İç piyasalardan yapılan borçlanmada sabit ve değişken faizli kâğıtlar hemen hemen eşit. Ancak, önceki yıllarla karşılaştırıldığında, değişken faizli kâğıtların stok içindeki payının büyüdüğünü görüyoruz.
Bunun en temel nedeni, yatırımcıların geleceğe yönelik beklentilerinin yeteri kadar net olmaması. Çünkü, bir taraftan yurt dışında yaşanan gelişmeler, diğer taraftan içerideki faiz politikasının geleceği, kafaların biraz karışmasına neden oluyor. Bir de iç piyasalarda kâğıtların önemli bir bölümünün dövizle fonlandığını, borçlanma kaynaklarının döviz bozdurularak sağlandığını düşünürseniz devreye kurlardaki oynaklık da giriyor. Sık değişen kur sepeti karşısında, yatırımcının sabit faizli kâğıda fazla yatırım yapması beklenmemeli.
Kurlardaki değişim demişken, Haziran 2011 itibariyle stokun 138 milyar liralık bölümünün, yüzde 28'inin, dövize natık enstrümanlardan oluştuğunu belirteyim. Oran az değil. Düşünsenize, hiç yeni borçlanma yapmasanız bile, sadece kurlardaki değişim bile, stokun durduğu yerde büyümesine neden oluyor.

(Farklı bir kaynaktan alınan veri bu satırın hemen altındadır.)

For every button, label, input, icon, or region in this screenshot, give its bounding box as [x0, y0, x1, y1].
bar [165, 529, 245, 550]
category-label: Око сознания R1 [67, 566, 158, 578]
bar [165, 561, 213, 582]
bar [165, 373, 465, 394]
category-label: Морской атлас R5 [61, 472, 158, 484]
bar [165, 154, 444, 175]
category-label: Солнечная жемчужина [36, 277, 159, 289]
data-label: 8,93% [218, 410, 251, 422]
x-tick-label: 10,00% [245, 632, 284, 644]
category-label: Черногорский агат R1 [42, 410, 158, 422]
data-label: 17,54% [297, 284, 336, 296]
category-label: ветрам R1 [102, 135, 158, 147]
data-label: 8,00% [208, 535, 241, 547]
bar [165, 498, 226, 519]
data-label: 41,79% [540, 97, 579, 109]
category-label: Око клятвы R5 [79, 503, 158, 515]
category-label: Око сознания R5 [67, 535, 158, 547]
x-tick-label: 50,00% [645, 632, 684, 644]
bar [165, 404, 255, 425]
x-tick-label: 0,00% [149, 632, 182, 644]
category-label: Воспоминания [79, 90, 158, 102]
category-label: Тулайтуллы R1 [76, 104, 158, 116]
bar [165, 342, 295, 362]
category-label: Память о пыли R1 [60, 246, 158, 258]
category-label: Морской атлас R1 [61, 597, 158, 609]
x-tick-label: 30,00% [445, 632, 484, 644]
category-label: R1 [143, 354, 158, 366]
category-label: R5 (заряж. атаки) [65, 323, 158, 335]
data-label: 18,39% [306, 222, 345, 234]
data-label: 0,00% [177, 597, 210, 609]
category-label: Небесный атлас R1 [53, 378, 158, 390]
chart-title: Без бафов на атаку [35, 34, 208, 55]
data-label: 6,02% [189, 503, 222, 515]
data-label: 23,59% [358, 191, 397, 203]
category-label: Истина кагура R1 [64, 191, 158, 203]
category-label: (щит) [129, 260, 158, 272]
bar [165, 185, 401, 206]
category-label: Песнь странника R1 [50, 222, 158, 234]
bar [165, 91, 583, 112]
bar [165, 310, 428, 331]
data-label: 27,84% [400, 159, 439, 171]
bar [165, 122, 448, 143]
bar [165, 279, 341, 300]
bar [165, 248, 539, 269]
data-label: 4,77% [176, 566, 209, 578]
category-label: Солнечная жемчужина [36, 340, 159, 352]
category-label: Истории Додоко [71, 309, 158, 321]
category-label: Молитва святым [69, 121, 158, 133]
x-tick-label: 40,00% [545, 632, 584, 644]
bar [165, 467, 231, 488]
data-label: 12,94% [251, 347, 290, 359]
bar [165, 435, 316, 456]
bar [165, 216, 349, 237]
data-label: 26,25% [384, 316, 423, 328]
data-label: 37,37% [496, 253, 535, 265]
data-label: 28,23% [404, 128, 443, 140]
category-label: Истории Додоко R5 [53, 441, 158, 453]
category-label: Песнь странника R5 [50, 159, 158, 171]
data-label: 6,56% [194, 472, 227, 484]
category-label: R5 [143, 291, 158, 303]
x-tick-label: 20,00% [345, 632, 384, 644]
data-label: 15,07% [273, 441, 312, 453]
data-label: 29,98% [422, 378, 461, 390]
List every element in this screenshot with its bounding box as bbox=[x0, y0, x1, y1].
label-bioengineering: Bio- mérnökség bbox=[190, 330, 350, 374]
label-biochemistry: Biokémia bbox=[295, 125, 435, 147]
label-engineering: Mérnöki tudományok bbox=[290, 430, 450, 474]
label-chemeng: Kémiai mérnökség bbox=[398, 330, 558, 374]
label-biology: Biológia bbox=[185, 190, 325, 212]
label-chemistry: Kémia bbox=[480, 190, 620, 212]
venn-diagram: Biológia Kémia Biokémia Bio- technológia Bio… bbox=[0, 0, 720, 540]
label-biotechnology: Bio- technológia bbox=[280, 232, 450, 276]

Basit bir örnek hesapla konuyu biraz açayım. 30 Haziran 2011 tarihli kuru esas alırsak, Hazine'nin dövizli borcu yaklaşık 85 milyar dolar kadar. 15 Ağustos itibariyle bu tutarın TL karşılığı 151 milyar liraya karşılık geliyor. Kur bu seviyede kalırsa, borç stoku durduğu yerde 13 milyar lira büyüdü. Diğer bir deyimle, Hazine aynı tutardaki döviz borcunu ödeyebilmek için 13 milyar lira daha fazla kaynak bulmak zorunda. Dövizli geliri olmadığına göre, Hazine kur değişimiyle gelen ek yükü ödeyebilmek için, ya vergileri yükseltmek ya da bazı harcamalarını azaltmak durumunda kalacak.
Alın size bazılarının çok sevindiği kur yükselişinin yarattığı bir sorun. Önemli mi? Şimdilik pek sorun yok. Ama kurdaki değişim böyle devam ederse, sıra faizlere de gelir. İşte o zaman, bu defa stokun yüzde 64'ü etkilenmeye başlar ve bütçeye yükü daha fazla olur. Hep yazıyorum, ekonominin duraklama dönemine girdiği dönemde, böylesi yükleri azaltabilmek için mali disiplini devam ettirecek önlemleri çok gecikmeden almakta yarar var.